Tep! Shadin menahan bahu Arkan, saat cowok itu baru hendak berdiri dari duduknya, membuat cowok itu menoleh.
"Ada yang mau gue tanyain."
"Udah tau," jawab Arkan lalu duduk lagi ke kursinya.
Dengan wajah penuh keterkejutan, takut, malu, marah, kesal, ingin makan orang, semuanya, Shadin duduk di kursi seberang Arkan.
Sedikit menghela nafas, dan memejamkan mata sebentar, Shadin mulai membuka suara, "Plisss kembaliin kertas-kertas guee,(😭)" ucap Shadin dengan nada dan tangan memohon.
"Dih.

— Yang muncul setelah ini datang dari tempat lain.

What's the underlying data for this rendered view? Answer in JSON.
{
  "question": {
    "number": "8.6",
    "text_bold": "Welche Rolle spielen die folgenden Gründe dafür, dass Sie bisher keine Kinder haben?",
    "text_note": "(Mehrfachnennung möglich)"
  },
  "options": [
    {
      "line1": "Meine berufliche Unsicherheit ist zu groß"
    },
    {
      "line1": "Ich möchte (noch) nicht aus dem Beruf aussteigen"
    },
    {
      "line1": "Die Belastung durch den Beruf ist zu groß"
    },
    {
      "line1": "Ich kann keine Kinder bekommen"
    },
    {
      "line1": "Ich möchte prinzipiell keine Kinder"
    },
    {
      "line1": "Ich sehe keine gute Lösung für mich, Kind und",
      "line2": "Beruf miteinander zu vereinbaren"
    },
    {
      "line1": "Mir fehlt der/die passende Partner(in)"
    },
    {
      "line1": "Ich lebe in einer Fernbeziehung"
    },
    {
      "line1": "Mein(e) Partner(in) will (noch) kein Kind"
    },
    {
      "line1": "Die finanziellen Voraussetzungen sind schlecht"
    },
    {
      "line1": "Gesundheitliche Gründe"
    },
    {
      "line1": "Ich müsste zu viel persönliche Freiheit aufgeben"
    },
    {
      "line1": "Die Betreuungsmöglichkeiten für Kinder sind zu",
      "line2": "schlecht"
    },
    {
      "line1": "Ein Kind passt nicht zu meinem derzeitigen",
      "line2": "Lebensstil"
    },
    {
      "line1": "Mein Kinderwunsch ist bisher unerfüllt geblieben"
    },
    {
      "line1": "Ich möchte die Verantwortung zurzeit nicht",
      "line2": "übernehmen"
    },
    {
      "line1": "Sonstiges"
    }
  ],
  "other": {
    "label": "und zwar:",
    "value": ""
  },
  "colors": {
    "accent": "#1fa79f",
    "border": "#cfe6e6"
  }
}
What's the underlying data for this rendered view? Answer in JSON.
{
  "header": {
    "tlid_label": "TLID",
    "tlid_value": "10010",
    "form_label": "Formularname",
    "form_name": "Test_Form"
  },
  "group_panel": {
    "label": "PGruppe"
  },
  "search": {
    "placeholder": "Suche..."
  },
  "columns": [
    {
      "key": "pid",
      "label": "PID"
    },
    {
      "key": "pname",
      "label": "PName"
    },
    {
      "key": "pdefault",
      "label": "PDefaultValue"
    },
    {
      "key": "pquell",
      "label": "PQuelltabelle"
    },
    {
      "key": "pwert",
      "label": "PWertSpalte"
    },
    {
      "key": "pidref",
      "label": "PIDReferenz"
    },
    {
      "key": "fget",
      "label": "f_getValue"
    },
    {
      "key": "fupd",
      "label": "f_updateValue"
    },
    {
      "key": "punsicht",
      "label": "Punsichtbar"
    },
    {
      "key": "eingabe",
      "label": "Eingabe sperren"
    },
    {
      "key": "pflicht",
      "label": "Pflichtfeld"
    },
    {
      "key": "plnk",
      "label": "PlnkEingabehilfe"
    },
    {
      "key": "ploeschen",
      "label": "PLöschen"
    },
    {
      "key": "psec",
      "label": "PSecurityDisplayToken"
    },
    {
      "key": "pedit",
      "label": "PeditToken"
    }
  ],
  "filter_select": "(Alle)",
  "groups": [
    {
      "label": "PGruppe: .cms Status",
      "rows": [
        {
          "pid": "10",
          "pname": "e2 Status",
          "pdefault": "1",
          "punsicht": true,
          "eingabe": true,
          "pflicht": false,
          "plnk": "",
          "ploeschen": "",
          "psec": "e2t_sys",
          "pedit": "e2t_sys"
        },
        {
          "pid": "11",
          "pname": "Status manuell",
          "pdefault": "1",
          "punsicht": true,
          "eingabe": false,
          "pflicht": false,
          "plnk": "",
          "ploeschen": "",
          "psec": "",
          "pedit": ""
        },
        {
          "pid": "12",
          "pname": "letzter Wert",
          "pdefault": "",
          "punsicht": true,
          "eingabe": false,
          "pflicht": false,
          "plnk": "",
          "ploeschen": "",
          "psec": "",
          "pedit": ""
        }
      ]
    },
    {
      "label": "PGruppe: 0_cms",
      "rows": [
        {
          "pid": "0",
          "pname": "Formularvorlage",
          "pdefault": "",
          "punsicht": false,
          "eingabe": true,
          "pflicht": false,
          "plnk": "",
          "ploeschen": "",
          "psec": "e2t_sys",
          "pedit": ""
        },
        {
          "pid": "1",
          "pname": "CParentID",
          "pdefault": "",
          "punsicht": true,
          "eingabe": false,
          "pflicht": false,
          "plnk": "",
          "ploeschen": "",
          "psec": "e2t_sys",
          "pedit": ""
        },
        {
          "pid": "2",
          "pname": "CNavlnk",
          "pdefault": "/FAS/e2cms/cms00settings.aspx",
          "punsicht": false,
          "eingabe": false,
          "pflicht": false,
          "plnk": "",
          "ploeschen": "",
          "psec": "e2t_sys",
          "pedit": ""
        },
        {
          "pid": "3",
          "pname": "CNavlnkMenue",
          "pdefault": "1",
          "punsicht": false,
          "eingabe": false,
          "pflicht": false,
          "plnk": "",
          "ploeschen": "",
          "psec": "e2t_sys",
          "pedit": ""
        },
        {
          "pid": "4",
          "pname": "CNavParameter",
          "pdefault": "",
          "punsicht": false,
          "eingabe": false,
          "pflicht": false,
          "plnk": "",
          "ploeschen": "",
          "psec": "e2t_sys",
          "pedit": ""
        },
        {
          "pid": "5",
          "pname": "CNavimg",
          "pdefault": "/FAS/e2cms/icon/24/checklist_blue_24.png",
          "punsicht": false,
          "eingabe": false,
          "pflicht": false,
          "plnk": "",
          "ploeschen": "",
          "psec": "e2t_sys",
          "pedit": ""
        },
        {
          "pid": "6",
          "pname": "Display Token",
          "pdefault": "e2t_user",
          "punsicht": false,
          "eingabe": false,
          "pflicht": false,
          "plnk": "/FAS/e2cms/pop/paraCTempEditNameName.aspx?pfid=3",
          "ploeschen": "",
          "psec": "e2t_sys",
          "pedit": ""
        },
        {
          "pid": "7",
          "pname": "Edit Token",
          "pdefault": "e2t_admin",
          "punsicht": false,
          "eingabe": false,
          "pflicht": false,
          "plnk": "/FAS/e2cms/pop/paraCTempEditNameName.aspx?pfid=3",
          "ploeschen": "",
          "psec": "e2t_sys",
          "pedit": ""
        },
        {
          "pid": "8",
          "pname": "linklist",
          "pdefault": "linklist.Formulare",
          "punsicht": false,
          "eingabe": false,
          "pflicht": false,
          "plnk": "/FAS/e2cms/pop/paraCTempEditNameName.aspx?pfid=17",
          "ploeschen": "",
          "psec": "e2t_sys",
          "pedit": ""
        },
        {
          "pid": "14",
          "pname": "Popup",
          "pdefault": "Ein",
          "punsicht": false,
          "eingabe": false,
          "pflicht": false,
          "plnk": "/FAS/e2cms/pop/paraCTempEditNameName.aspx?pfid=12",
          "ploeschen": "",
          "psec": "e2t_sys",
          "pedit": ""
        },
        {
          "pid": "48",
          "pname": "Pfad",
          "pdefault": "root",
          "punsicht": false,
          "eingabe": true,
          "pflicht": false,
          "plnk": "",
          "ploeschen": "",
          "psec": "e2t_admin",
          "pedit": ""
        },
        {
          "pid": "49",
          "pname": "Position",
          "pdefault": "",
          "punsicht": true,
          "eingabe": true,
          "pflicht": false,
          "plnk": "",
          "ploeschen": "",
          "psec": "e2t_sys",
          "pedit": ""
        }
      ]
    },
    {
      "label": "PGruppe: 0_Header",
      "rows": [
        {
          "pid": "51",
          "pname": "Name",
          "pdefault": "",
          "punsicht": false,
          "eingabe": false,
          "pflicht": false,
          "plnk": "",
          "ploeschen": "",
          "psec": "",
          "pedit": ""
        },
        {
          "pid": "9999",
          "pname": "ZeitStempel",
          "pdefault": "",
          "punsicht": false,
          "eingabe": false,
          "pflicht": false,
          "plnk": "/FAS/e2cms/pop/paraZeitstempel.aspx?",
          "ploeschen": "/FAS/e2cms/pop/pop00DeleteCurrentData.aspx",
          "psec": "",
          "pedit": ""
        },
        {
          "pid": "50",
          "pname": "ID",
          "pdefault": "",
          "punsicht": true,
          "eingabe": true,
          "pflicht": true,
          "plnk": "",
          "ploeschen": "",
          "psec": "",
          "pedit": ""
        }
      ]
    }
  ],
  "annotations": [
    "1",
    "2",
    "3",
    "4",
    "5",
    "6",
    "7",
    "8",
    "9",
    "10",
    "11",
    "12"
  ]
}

Kertas apaan? Emang gue tukang nyolong kertas?"
"Ah elah lo! Pasti elo kan yang suka ngambilin kertas surat gue buat Lintang?! Ngaku aja! Jangan pura-pura gatau!"
"Emang lo suka ngirim surat buat Lintang gitu?" Arkan malah bertanya dengan muka minta ditabok.
"Gue serius, Kan!" Kini suara Shadin terdengar kesal.
"Lah gue justru bari tau, kalo lo suka ngirim surat juga. Gue cuma nebak-nebak aja lo suka Lintang karena wajah lo jadi merah terus gagap gitu. Eh ternyata bener," ujap Arkan dengan entengnya.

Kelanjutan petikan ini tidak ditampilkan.